Parenting

The ‘Tide Pod Challenge’ Exists, Please Make Sure Your Teens Aren’t This Stupid

by Thea Glassman
Updated: 
Originally Published: 
Image via Ssuaphoto/Getty

“Tide Pod Challenge” is all kinds of WTF and dangerous

There have been a lot of stupid, dangerous internet trends over the years. The “Tide Pod Challenge” probably takes the cake as the stupidest and most dangerous of them all. No, really — please find me a worse idea than people literally eating laundry detergent.

In case you’ve had the good fortune of missing out on this new phenomenon, the “Tide Pod Challenge” involves teens filming themselves with tide pods in their mouth and then posting the videos online.

“This started out as a joke on the internet and now it’s just gone too far,”Ann Marie Buerkle, acting chairman of the Consumer Product Safety Commission, said in a statement.

The small, brightly colored pods are packed with a mix of hydrogen peroxide, ethanol, and polymers — great for washing away stains, but lethal for human consumption.
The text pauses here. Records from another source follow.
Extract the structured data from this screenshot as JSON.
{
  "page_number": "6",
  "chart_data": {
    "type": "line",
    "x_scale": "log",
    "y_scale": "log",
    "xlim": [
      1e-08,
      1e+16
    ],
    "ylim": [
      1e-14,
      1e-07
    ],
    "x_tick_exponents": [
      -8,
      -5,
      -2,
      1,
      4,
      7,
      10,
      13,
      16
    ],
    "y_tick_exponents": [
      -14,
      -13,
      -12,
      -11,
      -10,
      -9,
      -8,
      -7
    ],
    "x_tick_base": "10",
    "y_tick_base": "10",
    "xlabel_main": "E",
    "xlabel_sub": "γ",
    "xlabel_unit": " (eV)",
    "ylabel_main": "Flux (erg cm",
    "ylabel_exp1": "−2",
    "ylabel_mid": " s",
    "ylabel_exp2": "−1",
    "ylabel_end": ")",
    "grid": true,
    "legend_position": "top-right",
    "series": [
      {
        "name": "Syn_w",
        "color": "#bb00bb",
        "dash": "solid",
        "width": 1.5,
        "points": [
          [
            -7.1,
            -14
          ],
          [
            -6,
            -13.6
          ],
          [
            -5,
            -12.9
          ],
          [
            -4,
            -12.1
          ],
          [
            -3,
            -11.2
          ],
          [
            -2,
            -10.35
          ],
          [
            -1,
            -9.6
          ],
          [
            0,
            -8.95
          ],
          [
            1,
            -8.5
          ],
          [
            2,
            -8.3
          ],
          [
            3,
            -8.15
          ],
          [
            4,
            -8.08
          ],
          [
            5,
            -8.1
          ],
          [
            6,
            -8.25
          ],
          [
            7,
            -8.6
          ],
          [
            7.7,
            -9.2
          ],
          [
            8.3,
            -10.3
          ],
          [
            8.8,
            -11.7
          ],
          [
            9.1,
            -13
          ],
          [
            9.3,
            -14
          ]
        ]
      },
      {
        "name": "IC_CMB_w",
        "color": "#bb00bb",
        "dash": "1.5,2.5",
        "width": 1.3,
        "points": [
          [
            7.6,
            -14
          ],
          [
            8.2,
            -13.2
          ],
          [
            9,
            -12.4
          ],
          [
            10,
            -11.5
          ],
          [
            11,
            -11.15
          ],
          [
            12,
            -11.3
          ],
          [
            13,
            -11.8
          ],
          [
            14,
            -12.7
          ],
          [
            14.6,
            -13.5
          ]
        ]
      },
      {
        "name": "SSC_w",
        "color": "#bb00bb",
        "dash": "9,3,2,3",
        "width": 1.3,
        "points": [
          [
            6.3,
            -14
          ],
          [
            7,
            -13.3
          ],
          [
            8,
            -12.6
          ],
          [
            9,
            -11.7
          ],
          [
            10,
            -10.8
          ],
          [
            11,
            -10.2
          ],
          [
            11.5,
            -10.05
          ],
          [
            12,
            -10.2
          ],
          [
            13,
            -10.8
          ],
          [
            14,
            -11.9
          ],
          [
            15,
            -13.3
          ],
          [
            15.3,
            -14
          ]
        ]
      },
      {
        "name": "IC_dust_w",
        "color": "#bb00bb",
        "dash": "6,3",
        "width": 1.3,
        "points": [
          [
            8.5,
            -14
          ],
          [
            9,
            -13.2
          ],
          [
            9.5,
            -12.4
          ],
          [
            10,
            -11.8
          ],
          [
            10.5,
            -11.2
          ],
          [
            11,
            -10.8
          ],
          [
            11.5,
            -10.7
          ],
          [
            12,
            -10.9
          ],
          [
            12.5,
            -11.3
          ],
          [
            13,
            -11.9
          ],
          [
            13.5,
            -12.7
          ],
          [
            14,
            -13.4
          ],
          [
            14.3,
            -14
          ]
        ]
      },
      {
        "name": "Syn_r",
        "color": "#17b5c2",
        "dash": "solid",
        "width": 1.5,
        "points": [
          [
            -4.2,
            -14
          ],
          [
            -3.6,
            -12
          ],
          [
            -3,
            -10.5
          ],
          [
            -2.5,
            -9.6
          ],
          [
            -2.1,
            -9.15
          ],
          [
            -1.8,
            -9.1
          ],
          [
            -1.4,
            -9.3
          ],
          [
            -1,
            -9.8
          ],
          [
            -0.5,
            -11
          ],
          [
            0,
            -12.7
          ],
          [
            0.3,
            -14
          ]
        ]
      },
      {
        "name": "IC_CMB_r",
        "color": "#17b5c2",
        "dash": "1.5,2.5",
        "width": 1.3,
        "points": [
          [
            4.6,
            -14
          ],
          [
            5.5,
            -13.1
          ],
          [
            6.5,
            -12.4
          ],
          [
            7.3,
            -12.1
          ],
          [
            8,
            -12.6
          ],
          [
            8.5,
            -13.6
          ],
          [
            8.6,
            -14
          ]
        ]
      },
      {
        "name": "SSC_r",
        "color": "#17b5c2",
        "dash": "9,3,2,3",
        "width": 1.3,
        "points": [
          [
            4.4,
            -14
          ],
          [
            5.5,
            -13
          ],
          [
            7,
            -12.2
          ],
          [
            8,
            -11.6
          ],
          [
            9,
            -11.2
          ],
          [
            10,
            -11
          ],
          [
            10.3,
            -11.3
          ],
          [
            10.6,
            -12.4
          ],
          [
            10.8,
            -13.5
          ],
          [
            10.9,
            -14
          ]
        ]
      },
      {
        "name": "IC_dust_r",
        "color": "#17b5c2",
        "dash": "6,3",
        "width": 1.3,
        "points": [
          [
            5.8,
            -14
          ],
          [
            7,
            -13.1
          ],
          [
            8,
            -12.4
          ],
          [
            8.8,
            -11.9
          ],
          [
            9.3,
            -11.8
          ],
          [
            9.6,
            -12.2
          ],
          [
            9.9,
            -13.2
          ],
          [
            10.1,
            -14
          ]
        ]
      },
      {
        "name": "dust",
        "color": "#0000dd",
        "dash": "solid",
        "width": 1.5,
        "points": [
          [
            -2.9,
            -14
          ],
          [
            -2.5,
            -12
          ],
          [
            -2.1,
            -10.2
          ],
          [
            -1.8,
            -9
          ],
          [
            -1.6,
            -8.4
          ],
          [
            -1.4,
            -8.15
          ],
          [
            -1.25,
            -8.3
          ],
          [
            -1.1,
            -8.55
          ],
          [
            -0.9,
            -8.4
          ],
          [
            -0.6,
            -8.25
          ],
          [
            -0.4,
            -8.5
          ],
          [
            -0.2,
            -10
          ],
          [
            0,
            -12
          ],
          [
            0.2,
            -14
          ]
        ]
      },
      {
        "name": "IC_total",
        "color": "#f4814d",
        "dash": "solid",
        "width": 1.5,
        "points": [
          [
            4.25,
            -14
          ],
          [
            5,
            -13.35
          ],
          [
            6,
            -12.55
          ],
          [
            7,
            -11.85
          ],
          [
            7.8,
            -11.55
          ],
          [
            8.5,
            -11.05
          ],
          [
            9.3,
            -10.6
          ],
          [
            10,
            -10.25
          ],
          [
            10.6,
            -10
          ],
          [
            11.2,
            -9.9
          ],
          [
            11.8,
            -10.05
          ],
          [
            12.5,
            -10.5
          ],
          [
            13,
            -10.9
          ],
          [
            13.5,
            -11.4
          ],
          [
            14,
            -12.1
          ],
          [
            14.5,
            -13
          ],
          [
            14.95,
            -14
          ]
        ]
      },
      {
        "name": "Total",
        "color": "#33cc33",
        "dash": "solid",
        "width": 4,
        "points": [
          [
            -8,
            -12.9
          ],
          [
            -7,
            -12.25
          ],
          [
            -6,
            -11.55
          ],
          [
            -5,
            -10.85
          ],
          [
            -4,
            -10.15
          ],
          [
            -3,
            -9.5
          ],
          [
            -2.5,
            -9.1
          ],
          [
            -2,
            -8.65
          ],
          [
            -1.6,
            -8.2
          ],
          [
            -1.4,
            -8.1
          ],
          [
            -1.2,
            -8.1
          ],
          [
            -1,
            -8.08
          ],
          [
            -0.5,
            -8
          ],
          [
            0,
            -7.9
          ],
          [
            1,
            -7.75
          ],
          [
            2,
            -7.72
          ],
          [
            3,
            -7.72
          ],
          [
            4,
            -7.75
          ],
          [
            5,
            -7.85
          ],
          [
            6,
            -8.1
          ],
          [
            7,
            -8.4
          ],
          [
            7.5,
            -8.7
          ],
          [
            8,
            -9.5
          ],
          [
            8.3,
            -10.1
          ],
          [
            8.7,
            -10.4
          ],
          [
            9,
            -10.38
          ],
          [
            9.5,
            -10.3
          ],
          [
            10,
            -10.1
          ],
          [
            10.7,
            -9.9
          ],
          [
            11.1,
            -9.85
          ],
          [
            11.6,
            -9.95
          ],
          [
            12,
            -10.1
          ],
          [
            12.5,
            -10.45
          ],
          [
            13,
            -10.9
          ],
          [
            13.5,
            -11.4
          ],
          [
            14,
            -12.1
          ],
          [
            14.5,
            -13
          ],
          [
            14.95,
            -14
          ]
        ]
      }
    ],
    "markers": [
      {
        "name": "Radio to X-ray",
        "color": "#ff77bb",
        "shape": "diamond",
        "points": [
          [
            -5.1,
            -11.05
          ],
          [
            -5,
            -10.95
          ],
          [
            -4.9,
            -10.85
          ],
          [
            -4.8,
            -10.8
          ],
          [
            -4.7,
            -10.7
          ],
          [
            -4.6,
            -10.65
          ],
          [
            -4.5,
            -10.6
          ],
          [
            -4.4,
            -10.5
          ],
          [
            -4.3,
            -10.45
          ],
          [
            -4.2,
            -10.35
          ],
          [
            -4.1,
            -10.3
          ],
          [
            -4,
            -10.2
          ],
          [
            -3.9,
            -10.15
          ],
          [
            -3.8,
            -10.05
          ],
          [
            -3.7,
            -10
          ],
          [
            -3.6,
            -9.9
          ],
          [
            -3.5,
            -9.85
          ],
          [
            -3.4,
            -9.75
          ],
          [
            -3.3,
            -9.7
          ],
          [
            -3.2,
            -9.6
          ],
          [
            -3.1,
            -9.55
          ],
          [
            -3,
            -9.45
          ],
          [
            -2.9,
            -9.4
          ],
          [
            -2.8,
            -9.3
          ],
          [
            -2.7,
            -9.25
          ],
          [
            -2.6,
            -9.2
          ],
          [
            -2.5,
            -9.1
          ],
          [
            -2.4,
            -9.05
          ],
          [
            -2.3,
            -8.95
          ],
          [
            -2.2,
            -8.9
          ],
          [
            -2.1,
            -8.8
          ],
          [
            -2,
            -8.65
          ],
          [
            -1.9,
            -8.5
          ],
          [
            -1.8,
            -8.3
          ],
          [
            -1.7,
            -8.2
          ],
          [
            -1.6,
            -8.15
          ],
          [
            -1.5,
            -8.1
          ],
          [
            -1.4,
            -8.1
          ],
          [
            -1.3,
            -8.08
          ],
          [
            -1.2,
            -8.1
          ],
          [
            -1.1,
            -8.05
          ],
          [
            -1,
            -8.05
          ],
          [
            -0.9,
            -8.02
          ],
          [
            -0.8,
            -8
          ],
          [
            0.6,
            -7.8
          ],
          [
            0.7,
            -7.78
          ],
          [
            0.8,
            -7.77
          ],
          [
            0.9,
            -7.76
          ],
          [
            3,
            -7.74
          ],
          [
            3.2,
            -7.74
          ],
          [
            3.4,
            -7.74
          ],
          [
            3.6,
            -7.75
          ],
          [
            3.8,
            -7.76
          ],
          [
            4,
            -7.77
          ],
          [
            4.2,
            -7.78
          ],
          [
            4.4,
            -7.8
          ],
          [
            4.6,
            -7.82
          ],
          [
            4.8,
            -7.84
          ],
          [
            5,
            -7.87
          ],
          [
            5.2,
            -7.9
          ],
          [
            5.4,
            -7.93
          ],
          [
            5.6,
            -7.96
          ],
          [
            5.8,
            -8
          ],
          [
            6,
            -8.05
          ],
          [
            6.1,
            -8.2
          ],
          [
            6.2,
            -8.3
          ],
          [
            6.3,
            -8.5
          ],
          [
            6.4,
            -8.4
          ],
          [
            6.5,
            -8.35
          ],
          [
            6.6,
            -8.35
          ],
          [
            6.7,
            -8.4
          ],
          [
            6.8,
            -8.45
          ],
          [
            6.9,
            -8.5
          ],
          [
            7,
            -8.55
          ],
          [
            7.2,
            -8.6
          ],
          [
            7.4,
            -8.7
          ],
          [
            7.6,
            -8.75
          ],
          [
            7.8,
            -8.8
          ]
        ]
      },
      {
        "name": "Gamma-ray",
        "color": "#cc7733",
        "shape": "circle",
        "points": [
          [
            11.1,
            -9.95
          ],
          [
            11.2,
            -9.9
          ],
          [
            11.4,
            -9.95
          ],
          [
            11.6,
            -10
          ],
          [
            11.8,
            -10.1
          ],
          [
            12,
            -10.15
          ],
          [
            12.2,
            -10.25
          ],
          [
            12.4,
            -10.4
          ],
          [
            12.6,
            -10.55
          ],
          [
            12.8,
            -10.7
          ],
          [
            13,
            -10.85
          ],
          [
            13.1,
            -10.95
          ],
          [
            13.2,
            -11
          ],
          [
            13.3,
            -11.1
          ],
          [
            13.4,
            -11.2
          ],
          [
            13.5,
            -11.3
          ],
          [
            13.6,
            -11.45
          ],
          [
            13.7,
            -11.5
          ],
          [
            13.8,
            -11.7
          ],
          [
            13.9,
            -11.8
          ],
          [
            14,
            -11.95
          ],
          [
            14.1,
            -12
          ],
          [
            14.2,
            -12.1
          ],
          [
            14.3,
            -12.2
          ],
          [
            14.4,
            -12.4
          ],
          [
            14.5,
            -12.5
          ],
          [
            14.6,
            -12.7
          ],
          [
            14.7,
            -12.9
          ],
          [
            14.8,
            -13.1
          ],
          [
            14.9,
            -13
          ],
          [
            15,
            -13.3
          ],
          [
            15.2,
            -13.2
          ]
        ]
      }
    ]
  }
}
Even swallowing a small amount of the detergent could lead to vomiting, diarrhea, and a swift trip to the emergency room.

A study published in 2014 found that 17,230 children suffered from a skin or eye injury as a result of improper exposure to laundry pods. 30 of those children went into a coma and 12 had seizures.

“The severity of these exposures varies,” the study’s co-author Dr. Gary Smith told The Today Show. “Sometimes the chemicals get into the eyes, sometimes they are swallowed. And if they are swallowed, they can cause severe burns to the esophagus and the stomach.”

He added that laundry pods are the most dangerous of detergents to be exposed to. “For decades if a child came [to the hospital] with a laundry detergent exposure it was usually no big deal,” Smith said. “But these are different. They have strong concentrated chemicals in them. And that’s why it’s so important for parents to understand the dangers associated with their use.”

According to Buerkle, manufacturers have tried to make sure that the packaging is less appealing to kids — and teenagers — by creating pods that are “opaque, less attractive, less colorful, reducing the toxicity and the strength of laundry detergent.”